Towards Efficient Fault Tolerance in Future Computer Systems

Lecture / Panel
For NYU Community

Speaker: Professor Chengmo Yang 

Host Faculty: Professor Ramesh Karri


While advances of semiconductor technology enable more and more cores to be integrated on a single chip, the underlying computational fabric is at the same time becoming increasingly unreliable. The transistors are pushed to operate near their quantum limit, raising an extraordinary challenge of guaranteeing application correctness in the face of elevated rate of transient, intermittent, and permanent errors. In such a highly unreliable environment, the challenge is not just to guarantee full fault resilience, but furthermore to provide resilience support in conjunction with the goals that designers already face, such as high performance, low power and low hardware cost.

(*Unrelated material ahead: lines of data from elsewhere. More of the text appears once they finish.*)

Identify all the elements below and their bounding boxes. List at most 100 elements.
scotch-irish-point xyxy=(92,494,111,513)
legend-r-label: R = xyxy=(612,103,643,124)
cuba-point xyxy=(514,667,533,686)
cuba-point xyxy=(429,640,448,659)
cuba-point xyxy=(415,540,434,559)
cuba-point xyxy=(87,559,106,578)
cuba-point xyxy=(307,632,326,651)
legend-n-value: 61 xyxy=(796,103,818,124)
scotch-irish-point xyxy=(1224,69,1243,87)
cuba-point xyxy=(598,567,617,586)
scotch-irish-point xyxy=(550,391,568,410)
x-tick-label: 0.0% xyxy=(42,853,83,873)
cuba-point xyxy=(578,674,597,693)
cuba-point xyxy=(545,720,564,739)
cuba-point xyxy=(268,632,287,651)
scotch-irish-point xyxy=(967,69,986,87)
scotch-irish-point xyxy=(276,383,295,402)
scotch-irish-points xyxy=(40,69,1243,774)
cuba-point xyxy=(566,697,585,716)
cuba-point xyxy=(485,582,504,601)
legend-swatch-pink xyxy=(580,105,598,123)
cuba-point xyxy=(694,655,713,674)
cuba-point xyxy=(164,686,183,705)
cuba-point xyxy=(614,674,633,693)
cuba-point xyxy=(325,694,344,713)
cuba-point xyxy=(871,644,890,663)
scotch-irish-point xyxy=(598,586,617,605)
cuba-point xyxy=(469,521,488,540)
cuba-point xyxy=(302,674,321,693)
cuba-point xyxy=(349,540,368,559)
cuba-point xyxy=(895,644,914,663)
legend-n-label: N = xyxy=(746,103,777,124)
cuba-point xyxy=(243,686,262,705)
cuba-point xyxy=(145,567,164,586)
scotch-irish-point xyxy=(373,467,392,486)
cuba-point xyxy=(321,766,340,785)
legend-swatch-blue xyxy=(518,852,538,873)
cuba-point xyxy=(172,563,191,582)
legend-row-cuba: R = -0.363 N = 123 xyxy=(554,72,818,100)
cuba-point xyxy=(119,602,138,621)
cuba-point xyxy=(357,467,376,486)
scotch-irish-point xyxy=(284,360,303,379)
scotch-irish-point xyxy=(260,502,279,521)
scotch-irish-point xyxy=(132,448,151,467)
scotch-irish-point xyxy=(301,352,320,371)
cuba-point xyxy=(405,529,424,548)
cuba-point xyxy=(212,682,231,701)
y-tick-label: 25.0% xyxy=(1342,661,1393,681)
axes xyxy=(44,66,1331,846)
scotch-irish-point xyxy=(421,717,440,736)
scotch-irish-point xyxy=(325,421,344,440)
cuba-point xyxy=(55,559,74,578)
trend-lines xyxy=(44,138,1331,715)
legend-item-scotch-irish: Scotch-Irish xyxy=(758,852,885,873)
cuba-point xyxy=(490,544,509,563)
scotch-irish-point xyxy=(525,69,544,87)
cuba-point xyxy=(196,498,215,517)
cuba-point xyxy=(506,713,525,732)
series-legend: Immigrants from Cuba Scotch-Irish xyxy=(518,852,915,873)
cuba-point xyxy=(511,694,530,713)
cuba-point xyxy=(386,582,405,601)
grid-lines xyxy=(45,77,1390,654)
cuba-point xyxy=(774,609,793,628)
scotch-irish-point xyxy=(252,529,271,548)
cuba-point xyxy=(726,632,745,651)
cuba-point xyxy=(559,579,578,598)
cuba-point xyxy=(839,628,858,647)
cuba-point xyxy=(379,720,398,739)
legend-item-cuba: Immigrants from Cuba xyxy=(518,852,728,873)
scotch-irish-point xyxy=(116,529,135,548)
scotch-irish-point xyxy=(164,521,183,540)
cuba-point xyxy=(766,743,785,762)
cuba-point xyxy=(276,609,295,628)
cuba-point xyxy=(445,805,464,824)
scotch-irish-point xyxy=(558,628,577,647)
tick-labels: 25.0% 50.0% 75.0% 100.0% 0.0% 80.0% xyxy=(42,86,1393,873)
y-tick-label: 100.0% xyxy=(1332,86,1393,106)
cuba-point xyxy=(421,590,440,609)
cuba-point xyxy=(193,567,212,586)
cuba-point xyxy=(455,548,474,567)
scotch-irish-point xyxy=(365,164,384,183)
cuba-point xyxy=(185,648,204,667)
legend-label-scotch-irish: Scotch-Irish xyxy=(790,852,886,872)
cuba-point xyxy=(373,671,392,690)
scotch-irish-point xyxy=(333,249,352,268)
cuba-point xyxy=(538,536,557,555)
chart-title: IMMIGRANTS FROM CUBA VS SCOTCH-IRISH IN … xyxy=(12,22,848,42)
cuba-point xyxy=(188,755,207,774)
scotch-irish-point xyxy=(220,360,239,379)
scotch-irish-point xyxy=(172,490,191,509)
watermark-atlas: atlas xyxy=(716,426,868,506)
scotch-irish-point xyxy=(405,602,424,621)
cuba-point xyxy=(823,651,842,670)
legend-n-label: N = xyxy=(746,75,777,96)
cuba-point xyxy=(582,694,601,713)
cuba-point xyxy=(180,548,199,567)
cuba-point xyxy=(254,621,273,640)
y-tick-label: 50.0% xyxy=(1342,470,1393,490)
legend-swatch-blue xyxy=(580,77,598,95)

To address this challenge, this talk presents two tightly-coupled techniques that detect hardware faults and recover from them within minimum amount of comparison and checkpointing operations. Only the instruction results that either influence the final program results or are needed during re-execution are compared for fault detection. Meanwhile, the main memory is protected against contamination by execution faults, thus drastically reducing the checkpointing overhead. These two techniques can be implemented through a minimum hardware extension to the register file and the cache. Their ability of delivering full resilience within maximum efficiency will broaden the applicability of redundant execution to systems of tight power and resource constraints.

About the Speakers

Dr. Chengmo Yang received a B.S. degree in Microelectronics from Peking University, China in 2003, a M.S. and a Ph.D. degree in Computer Engineering from the University of California, San Diego in 2005 and 2010, respectively. She is currently an assistant professor in the Department of Electrical and Computer Engineering at the University of Delaware. Her research interests lie in the broad areas of computer architecture and embedded systems, with a particular focus on the development of reliable and power-efficient multi/many core systems. She is currently recruiting Ph.D. students.